Besonderes Augenmerk bei den British Open gilt dem wieder genesenen Tiger Woods. Der US-Amerikaner hatte das Turnier wegen seiner Rückenprobleme sowohl 2016 als auch 2017 ausgelassen. In seinem Comebackjahr hat er nun schon teilweise starke Leistungen gezeigt.

In Carnoustie spielte der Kalifornier das britische Major-Turnier bisher zweimal. 1999 wurde er Siebenter, 2007 beim Sieg des Iren Padraig Harrington Zwölfter.

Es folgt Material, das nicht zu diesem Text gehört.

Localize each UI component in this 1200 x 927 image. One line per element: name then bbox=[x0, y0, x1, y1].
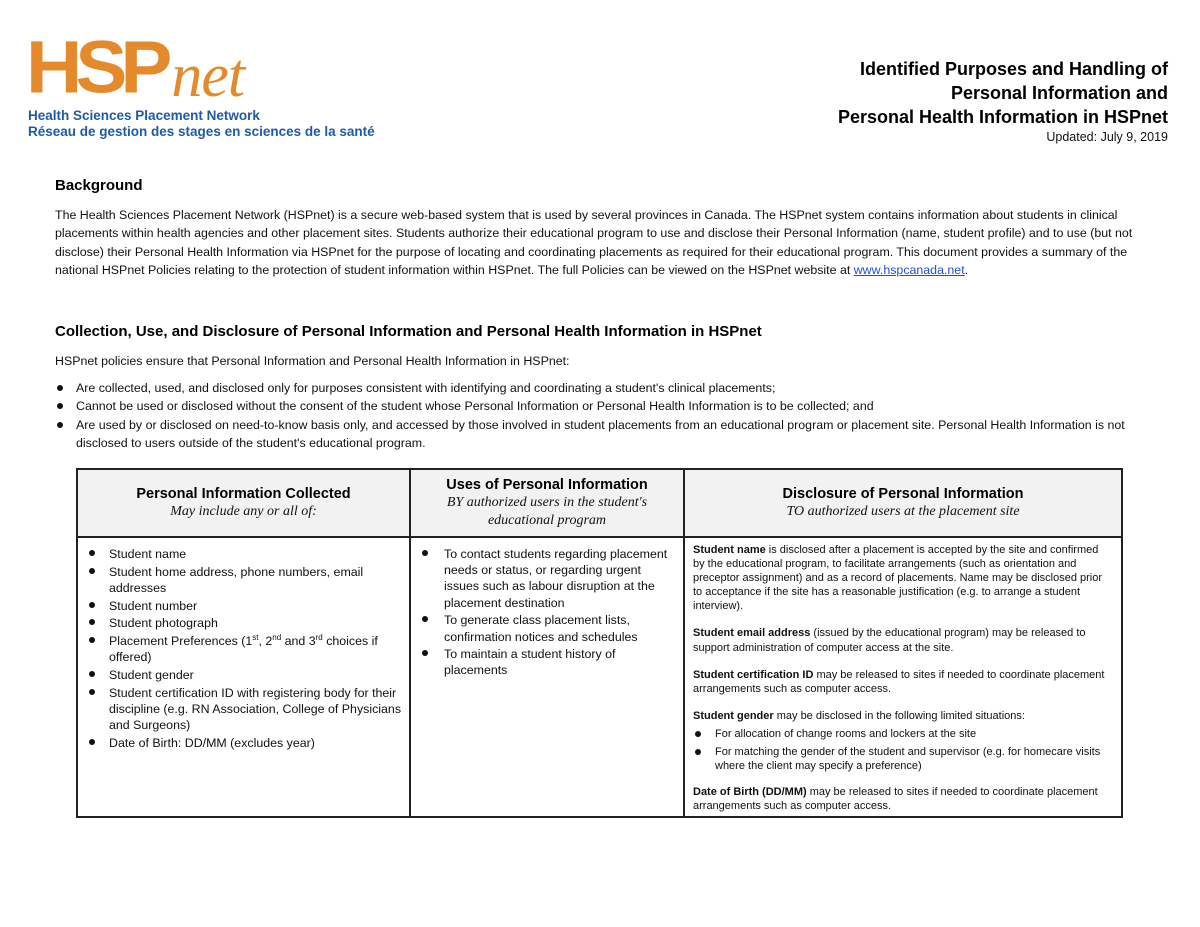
logo-wordmark bbox=[26, 25, 245, 110]
disclosure-gender-label: Student gender bbox=[693, 709, 774, 722]
disclosure-column bbox=[685, 470, 1121, 816]
pref-text-a: Placement Preferences (1 bbox=[109, 634, 253, 649]
logo-net-text: net bbox=[171, 42, 245, 110]
list-item: Are used by or disclosed on need-to-know basis only, and accessed by those involved in student placements from an educational program or placement site. Personal Health Information is not disclosed to users outside of the student's educational program. bbox=[55, 416, 1135, 453]
pref-text-d: choices if offered) bbox=[109, 634, 378, 665]
disclosure-gender-text: may be disclosed in the following limited situations: bbox=[773, 709, 1025, 722]
collected-list bbox=[86, 546, 401, 752]
list-item: Cannot be used or disclosed without the consent of the student whose Personal Information or Personal Health Information is to be collected; and bbox=[55, 397, 1135, 415]
collected-column bbox=[78, 470, 411, 816]
title-line-1: Identified Purposes and Handling of bbox=[859, 59, 1168, 79]
pref-sup-2: nd bbox=[272, 632, 282, 642]
list-item: For allocation of change rooms and lockers at the site bbox=[693, 727, 1111, 741]
disclosure-name-label: Student name bbox=[693, 544, 766, 556]
pref-sup-1: st bbox=[252, 632, 259, 642]
background-heading: Background bbox=[55, 177, 143, 194]
collected-header bbox=[78, 470, 409, 538]
disclosure-dob bbox=[693, 785, 1111, 813]
uses-header-subtitle: BY authorized users in the student's educational program bbox=[446, 495, 648, 528]
disclosure-email-text: (issued by the educational program) may be released to support administration of computer access at the site. bbox=[693, 627, 1086, 654]
list-item: Are collected, used, and disclosed only for purposes consistent with identifying and coordinating a student's clinical placements; bbox=[55, 379, 1135, 397]
list-item: Student gender bbox=[86, 667, 401, 683]
list-item: Student certification ID with registering body for their discipline (e.g. RN Association, College of Physicians and Surgeons) bbox=[86, 685, 401, 734]
uses-header-title: Uses of Personal Information bbox=[446, 477, 648, 493]
collected-header-subtitle: May include any or all of: bbox=[170, 504, 317, 519]
uses-list bbox=[419, 546, 675, 680]
disclosure-gender bbox=[693, 709, 1111, 723]
disclosure-certification bbox=[693, 668, 1111, 696]
background-text: The Health Sciences Placement Network (HSPnet) is a secure web-based system that is used by several provinces in Canada. The HSPnet system contains information about students in clinical placements within health agencies and other placement sites. Students authorize their educational program to use and disclose their Personal Information (name, student profile) and to use (but not disclose) their Personal Health Information via HSPnet for the purpose of locating and coordinating placements as required for their educational program. This document provides a summary of the national HSPnet Policies relating to the protection of student information within HSPnet. The full Policies can be viewed on the HSPnet website at bbox=[55, 208, 1133, 278]
disclosure-name-text: is disclosed after a placement is accepted by the site and confirmed by the educational program, to facilitate arrangements (such as orientation and preceptor assignment) and as a record of placements. Name may be disclosed prior to acceptance if the site has a reasonable justification (e.g. to arrange a student interview). bbox=[693, 544, 1103, 613]
background-paragraph bbox=[55, 206, 1135, 280]
disclosure-content bbox=[693, 543, 1111, 813]
list-item: For matching the gender of the student and supervisor (e.g. for homecare visits where the client may specify a preference) bbox=[693, 745, 1111, 773]
disclosure-name bbox=[693, 543, 1111, 613]
list-item: Date of Birth: DD/MM (excludes year) bbox=[86, 735, 401, 751]
uses-header bbox=[411, 470, 683, 538]
gender-situations-list bbox=[693, 727, 1111, 773]
pref-text-b: , 2 bbox=[258, 634, 273, 649]
collected-header-title: Personal Information Collected bbox=[136, 486, 351, 502]
list-item: Student home address, phone numbers, email addresses bbox=[86, 564, 401, 596]
uses-column bbox=[411, 470, 685, 816]
hspnet-logo bbox=[26, 25, 386, 140]
logo-name-en: Health Sciences Placement Network bbox=[28, 108, 260, 123]
disclosure-certification-text: may be released to sites if needed to coordinate placement arrangements such as computer access. bbox=[693, 668, 1105, 695]
pref-sup-3: rd bbox=[315, 632, 323, 642]
disclosure-header bbox=[685, 470, 1121, 538]
disclosure-dob-text: may be released to sites if needed to coordinate placement arrangements such as computer access. bbox=[693, 786, 1098, 813]
disclosure-header-title: Disclosure of Personal Information bbox=[782, 486, 1024, 502]
title-line-3: Personal Health Information in HSPnet bbox=[837, 107, 1168, 127]
policy-bullet-list bbox=[55, 379, 1135, 453]
title-line-2: Personal Information and bbox=[950, 83, 1168, 103]
logo-name-fr: Réseau de gestion des stages en sciences de la santé bbox=[28, 124, 375, 139]
disclosure-certification-label: Student certification ID bbox=[693, 668, 814, 681]
list-item: To generate class placement lists, confirmation notices and schedules bbox=[419, 612, 675, 644]
disclosure-dob-label: Date of Birth (DD/MM) bbox=[693, 786, 807, 799]
list-item: To contact students regarding placement needs or status, or regarding urgent issues such as labour disruption at the placement destination bbox=[419, 546, 675, 611]
list-item: Student name bbox=[86, 546, 401, 562]
list-item-placement-preferences bbox=[86, 633, 401, 665]
collection-heading: Collection, Use, and Disclosure of Personal Information and Personal Health Information in HSPnet bbox=[55, 323, 762, 340]
list-item: Student photograph bbox=[86, 615, 401, 631]
updated-label: Updated: bbox=[1046, 130, 1098, 144]
disclosure-header-subtitle: TO authorized users at the placement site bbox=[786, 504, 1020, 519]
updated-value: July 9, 2019 bbox=[1100, 130, 1168, 144]
document-title bbox=[648, 57, 1168, 145]
collection-intro: HSPnet policies ensure that Personal Information and Personal Health Information in HSPnet: bbox=[55, 354, 570, 368]
list-item: Student number bbox=[86, 598, 401, 614]
updated-date bbox=[648, 129, 1168, 145]
logo-hsp-text: HSP bbox=[26, 25, 166, 109]
background-text-end: . bbox=[964, 263, 969, 278]
list-item: To maintain a student history of placements bbox=[419, 646, 675, 678]
hspcanada-link[interactable]: www.hspcanada.net bbox=[853, 263, 965, 278]
pref-text-c: and 3 bbox=[281, 634, 316, 649]
information-table bbox=[76, 468, 1123, 818]
disclosure-email-label: Student email address bbox=[693, 627, 811, 640]
disclosure-email bbox=[693, 626, 1111, 654]
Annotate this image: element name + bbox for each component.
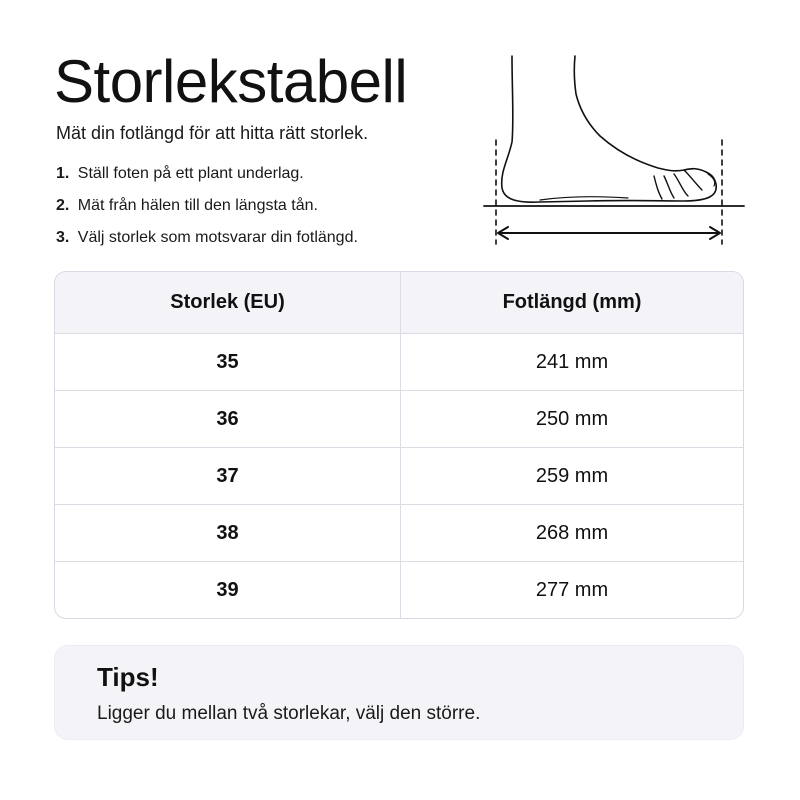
length-cell: 250 mm <box>535 407 609 430</box>
foot-measurement-icon <box>478 50 748 250</box>
table-row <box>55 334 743 391</box>
table-row <box>55 448 743 505</box>
step-text: Mät från hälen till den längsta tån. <box>77 197 318 214</box>
size-cell: 37 <box>55 448 401 504</box>
length-cell: 268 mm <box>535 521 609 544</box>
step-number: 3. <box>56 229 70 246</box>
page-title: Storlekstabell <box>54 48 408 115</box>
step-text: Välj storlek som motsvarar din fotlängd. <box>77 229 358 246</box>
tips-title: Tips! <box>97 662 159 692</box>
size-table <box>54 271 744 619</box>
step-number: 1. <box>56 165 70 182</box>
tips-box <box>54 645 744 740</box>
step-text: Ställ foten på ett plant underlag. <box>77 165 304 182</box>
table-row <box>55 505 743 562</box>
length-column-header: Fotlängd (mm) <box>502 291 642 313</box>
table-header <box>55 272 743 334</box>
size-cell: 39 <box>55 562 401 619</box>
step-item <box>56 164 358 196</box>
measurement-steps <box>56 164 358 260</box>
size-column-header: Storlek (EU) <box>55 272 401 333</box>
length-cell: 259 mm <box>535 464 609 487</box>
step-number: 2. <box>56 197 70 214</box>
page-subtitle: Mät din fotlängd för att hitta rätt storlek. <box>56 123 369 143</box>
length-cell: 277 mm <box>535 579 609 601</box>
length-cell: 241 mm <box>535 350 609 373</box>
table-row <box>55 391 743 448</box>
step-item <box>56 228 358 260</box>
size-cell: 35 <box>55 334 401 390</box>
tips-text: Ligger du mellan två storlekar, välj den större. <box>97 703 481 724</box>
step-item <box>56 196 358 228</box>
size-cell: 36 <box>55 391 401 447</box>
table-row <box>55 562 743 619</box>
size-cell: 38 <box>55 505 401 561</box>
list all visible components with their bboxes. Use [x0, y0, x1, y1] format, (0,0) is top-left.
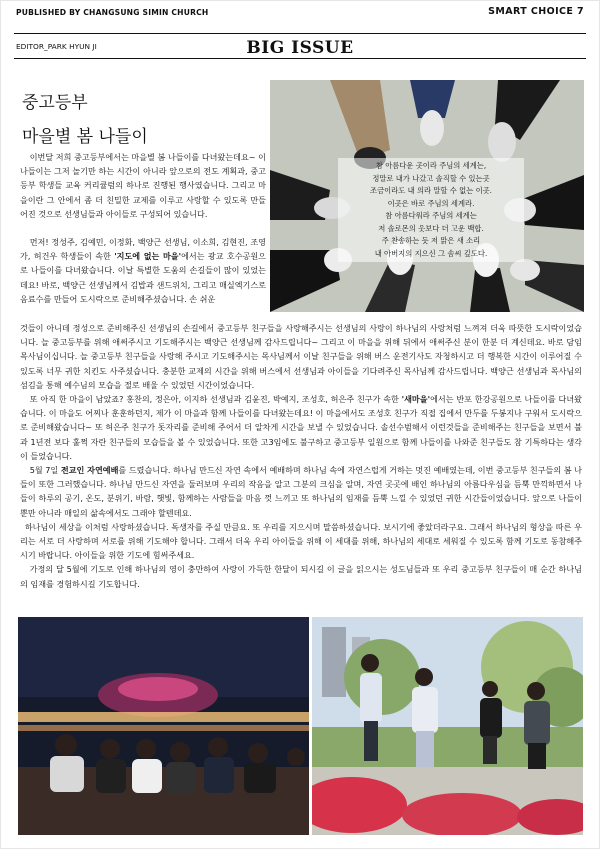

Wenn er „sauberes Golf“ spiele, dann sei für ihn alles möglich, so Woods.

„Diese Herausforderung macht Spaß“

Der 42-Jährige erklärte, Links-Kurse (Golfkurse in Küstennähe, oft mit Dünen und wenig Baumbestand, Anm.) wie in Carnoustie zu bevorzugen. „Ich liebe es, auf Links-Kursen zu spielen, es ist so kreativ. Ein Schlag, von dem du glaubst, dass er wunderbar auf die Mitte des Fairways geht, kann auf eine verrückte Art irgendwohin springen. Das gehört dazu, und diese Herausforderung macht Spaß“, sagte der US-Amerikaner.

Mit seiner Rückkehr zum ältesten Major-Turnier der Welt hätte er vor einiger Zeit selbst nicht gerechnet. „Es gab Momente, da habe ich gedacht, dass ich nie wieder bei diesem Turnier spielen würde. Es ist toll, am TV-Schirm dabei zu sein, aber die persönliche Teilnahme ist besser“, sagte Woods. „Die Möglichkeit zu haben, hier in Schottland noch einmal zu spielen, ist ein Segen.“

Schöne Erinnerungen

Seit seinem Comeback nach der Rückenoperation im vergangenen Jahr hat er Höhen und Tiefen erlebt, nun kann er seinen vierten Start in Carnoustie kaum mehr erwarten. „Das ist unser ältestes Turnier, und zu so einem historischen Platz zurück zu kommen, bringt so viele tolle Erinnerungen an meine Zeit als Amateur und bei meinen zwei Open zurück“, so der langjährige Weltranglistenerste, der die British Open 2000, 2005 (jeweils St. Andrews) und 2006 (Royal Liverpool) gewonnen hat.